Nyamira Senator Okong’o Omogeni said supplier needs to be privatised.
“If we go down memory lane, we know that privatisation has made life easier for many Kenyans," he said.
"If we never allowed companies like Safaricom and Airtel to set foot in Kenya, we would not be having access to communication through mobile phones the way we are do."
Omogeni said unless the problem of the monopoly by Kenya Power is solved, the country will continue to suffer outages.
He said if Kenya allowed liberalisation, "we will be surprised that we will access power more cheaply than we get from Kenya Power today."
“Why are we not opening up this sector by inviting other investors to come and provide reliable and cheap electricity to Kenyans?" he asked.
Migori Senator Ochillo-Ayacko said despite the power utility being supported heavily by the Treasury to improve services, it is unable to end the blackouts.
Ayacko, who served as Energy Minister, said during his term at Nyayo House, he discovered KPLC suffers from two kinds of losses.
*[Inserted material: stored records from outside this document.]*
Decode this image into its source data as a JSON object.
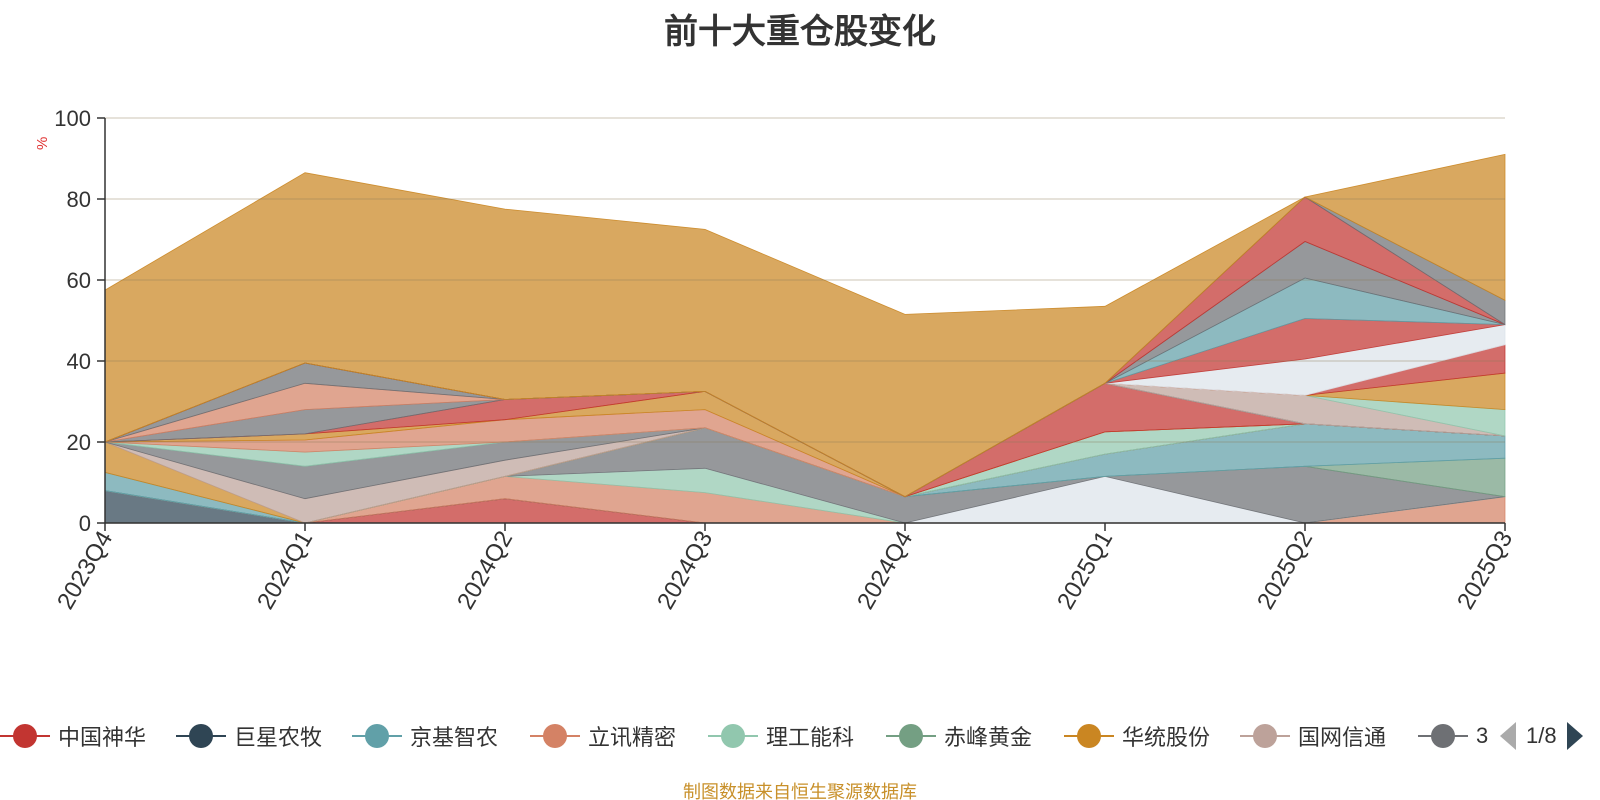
{
  "title": "前十大重仓股变化",
  "source_note": "制图数据来自恒生聚源数据库",
  "legend_pager": {
    "text": "1/8"
  },
  "legend_items": [
    {
      "name": "中国神华",
      "color": "#c23531"
    },
    {
      "name": "巨星农牧",
      "color": "#2f4554"
    },
    {
      "name": "京基智农",
      "color": "#61a0a8"
    },
    {
      "name": "立讯精密",
      "color": "#d48265"
    },
    {
      "name": "理工能科",
      "color": "#91c7ae"
    },
    {
      "name": "赤峰黄金",
      "color": "#749f83"
    },
    {
      "name": "华统股份",
      "color": "#ca8622"
    },
    {
      "name": "国网信通",
      "color": "#bda29a"
    },
    {
      "name": "3",
      "color": "#6e7074"
    }
  ],
  "chart_data": {
    "type": "area",
    "stacked": true,
    "ylabel": "%",
    "ylim": [
      0,
      100
    ],
    "yticks": [
      0,
      20,
      40,
      60,
      80,
      100
    ],
    "categories": [
      "2023Q4",
      "2024Q1",
      "2024Q2",
      "2024Q3",
      "2024Q4",
      "2025Q1",
      "2025Q2",
      "2025Q3"
    ],
    "grid": true,
    "legend_position": "bottom",
    "series": [
      {
        "color": "#c23531",
        "values": [
          0,
          0,
          6,
          0,
          0,
          0,
          0,
          0
        ]
      },
      {
        "color": "#2f4554",
        "values": [
          8,
          0,
          0,
          0,
          0,
          0,
          0,
          0
        ]
      },
      {
        "color": "#d48265",
        "values": [
          0,
          0,
          5.5,
          7.5,
          0,
          0,
          0,
          6.5
        ]
      },
      {
        "color": "#91c7ae",
        "values": [
          0,
          0,
          0,
          6,
          0,
          0,
          0,
          0
        ]
      },
      {
        "color": "#dde3ea",
        "values": [
          0,
          0,
          0,
          0,
          0,
          11.5,
          0,
          0
        ]
      },
      {
        "color": "#6e7074",
        "values": [
          0,
          0,
          0,
          10,
          6.5,
          0,
          14,
          0
        ]
      },
      {
        "color": "#749f83",
        "values": [
          0,
          0,
          0,
          0,
          0,
          0,
          0,
          9.5
        ]
      },
      {
        "color": "#61a0a8",
        "values": [
          4.5,
          0,
          0,
          0,
          0,
          5.5,
          10.5,
          5.5
        ]
      },
      {
        "color": "#ca8622",
        "values": [
          7.5,
          0,
          0,
          0,
          0,
          0,
          0,
          0
        ]
      },
      {
        "color": "#bda29a",
        "values": [
          0,
          6,
          4,
          0,
          0,
          0,
          0,
          0
        ]
      },
      {
        "color": "#6e7074",
        "values": [
          0,
          8,
          4.5,
          0,
          0,
          0,
          0,
          0
        ]
      },
      {
        "color": "#91c7ae",
        "values": [
          0,
          3.5,
          0,
          0,
          0,
          5.5,
          0,
          0
        ]
      },
      {
        "color": "#d48265",
        "values": [
          0,
          3,
          5.5,
          4.5,
          0,
          0,
          0,
          0
        ]
      },
      {
        "color": "#ca8622",
        "values": [
          0,
          1.5,
          0,
          4.5,
          0,
          0,
          0,
          0
        ]
      },
      {
        "color": "#c23531",
        "values": [
          0,
          0,
          5,
          0,
          0,
          12,
          0,
          0
        ]
      },
      {
        "color": "#6e7074",
        "values": [
          0,
          6,
          0,
          0,
          0,
          0,
          0,
          0
        ]
      },
      {
        "color": "#d48265",
        "values": [
          0,
          6.5,
          0,
          0,
          0,
          0,
          0,
          0
        ]
      },
      {
        "color": "#6e7074",
        "values": [
          0,
          5,
          0,
          0,
          0,
          0,
          0,
          0
        ]
      },
      {
        "color": "#61a0a8",
        "values": [
          0,
          0,
          0,
          0,
          0,
          0,
          0,
          0
        ]
      },
      {
        "color": "#bda29a",
        "values": [
          0,
          0,
          0,
          0,
          0,
          0,
          7,
          0
        ]
      },
      {
        "color": "#91c7ae",
        "values": [
          0,
          0,
          0,
          0,
          0,
          0,
          0,
          6.5
        ]
      },
      {
        "color": "#ca8622",
        "values": [
          0,
          0,
          0,
          0,
          0,
          0,
          0,
          9
        ]
      },
      {
        "color": "#c23531",
        "values": [
          0,
          0,
          0,
          0,
          0,
          0,
          0,
          7
        ]
      },
      {
        "color": "#dde3ea",
        "values": [
          0,
          0,
          0,
          0,
          0,
          0,
          9,
          5
        ]
      },
      {
        "color": "#c23531",
        "values": [
          0,
          0,
          0,
          0,
          0,
          0,
          10,
          0
        ]
      },
      {
        "color": "#61a0a8",
        "values": [
          0,
          0,
          0,
          0,
          0,
          0,
          10,
          0
        ]
      },
      {
        "color": "#6e7074",
        "values": [
          0,
          0,
          0,
          0,
          0,
          0,
          9,
          0
        ]
      },
      {
        "color": "#c23531",
        "values": [
          0,
          0,
          0,
          0,
          0,
          0,
          11,
          0
        ]
      },
      {
        "color": "#6e7074",
        "values": [
          0,
          0,
          0,
          0,
          0,
          0,
          0,
          6
        ]
      },
      {
        "color": "#ca8622",
        "values": [
          37.5,
          47,
          47,
          40,
          45,
          19,
          0,
          36
        ]
      }
    ]
  }
}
One is technical leading to power outages. One is commercial, making it money-loser.
“They are good at disconnecting people’s power supply but not responding to their requests. Year in, year out, the plead with the government to give them our money to guarantee loans they have taken," the senator said.
Meru Senator Mithika Linturi said despite many resources channelled to Kenya Power through various agencies to ensure power distribution efficient and accessible, the company is not many profits but losses.
“We do not expect this to change in the near future," he said "The country is waiting to see what will be done beyond the power outages,” Lithuri said, adding power bills are too expensive.
“The economy is doing badly and our hustlers down there are unable to access or pay for power. They are being disconnected every time and so they cannot run their kiosks,” Linturi said.